Responses improved in 2024 after the health system made changes, said Dr. Mary Beth Lardizabal, medical director for Allina’s Center for Provider Well Being. Allina paid doctors to respond to patient messages while colleagues were on vacation, cutting down on paperwork when they returned.

Allina also is

using artificial intelligence

to summarize notes of patient visits, and providing doctors with peer support to talk about the hardships of their profession, along with therapeutic services.

“Its OK to not be OK,” Lardizabal said. “For a doctor, that is really, really hard, because you are supposed to be perfect. You’re supposed to never make a mistake.”

Dr. Laura Slings’ solution was to leave her Allina group practice and create True North,

a direct primary care practice

In White Bear Lake, patients cover annual costs at clinics without involving insurance. By making this switch, she exchanged one form of stress for another, assuming a financial gamble as she handled all tasks herself—from extracting blood samples to conducting tests and distributing medication—in her practice.

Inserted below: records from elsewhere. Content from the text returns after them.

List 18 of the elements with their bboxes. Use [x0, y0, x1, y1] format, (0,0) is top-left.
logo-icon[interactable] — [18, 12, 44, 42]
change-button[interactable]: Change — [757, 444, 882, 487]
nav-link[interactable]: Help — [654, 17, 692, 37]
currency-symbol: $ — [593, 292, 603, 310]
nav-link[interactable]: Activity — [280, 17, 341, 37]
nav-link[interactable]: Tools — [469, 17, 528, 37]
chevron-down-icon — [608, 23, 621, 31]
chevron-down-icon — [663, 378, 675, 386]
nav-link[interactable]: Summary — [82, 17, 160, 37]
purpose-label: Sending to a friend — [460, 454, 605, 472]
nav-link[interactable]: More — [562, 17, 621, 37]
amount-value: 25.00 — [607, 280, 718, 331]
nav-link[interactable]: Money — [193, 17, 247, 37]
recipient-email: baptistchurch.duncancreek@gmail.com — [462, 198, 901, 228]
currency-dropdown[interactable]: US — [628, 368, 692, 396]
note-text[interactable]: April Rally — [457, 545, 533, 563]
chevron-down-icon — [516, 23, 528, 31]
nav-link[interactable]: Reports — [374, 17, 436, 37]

“My spouse sends all the orders via fax,” she mentioned.

However, she mentioned that having additional time for her patients has been energizing.

Burnout was a factor for over 500 physicians across 60 Allina health centers.

joining a union

In 2023, Dr. Matt Hoffman, who spearheaded the organizational drive, mentioned that a usual day at his Allina Vadnais Heights clinic could include seeing between 16 to 18 patients. After returning home for dinner, he would spend additional time into the evening handling paperwork and responding to patient emails.

“We’re trying to make sure that time is really paid for,” said Hoffman, who managed his own work stress by reducing visits by one to two patients per day and taking a lunch outside the clinic.

Freitas said she tried everything. But in the end, she had to retire from medicine.

Initially, the calm atmosphere at home felt unsettling, yet she adapted to it following numerous busy years. She enrolled in a dance course and also taught herself how to play the ukulele.

She mentioned that perhaps over time, she might revert to a profession that is “closely related to healthcare” or work part-time.

I had to take some time off,” she explained. “It felt like dying from a thousand small hurts.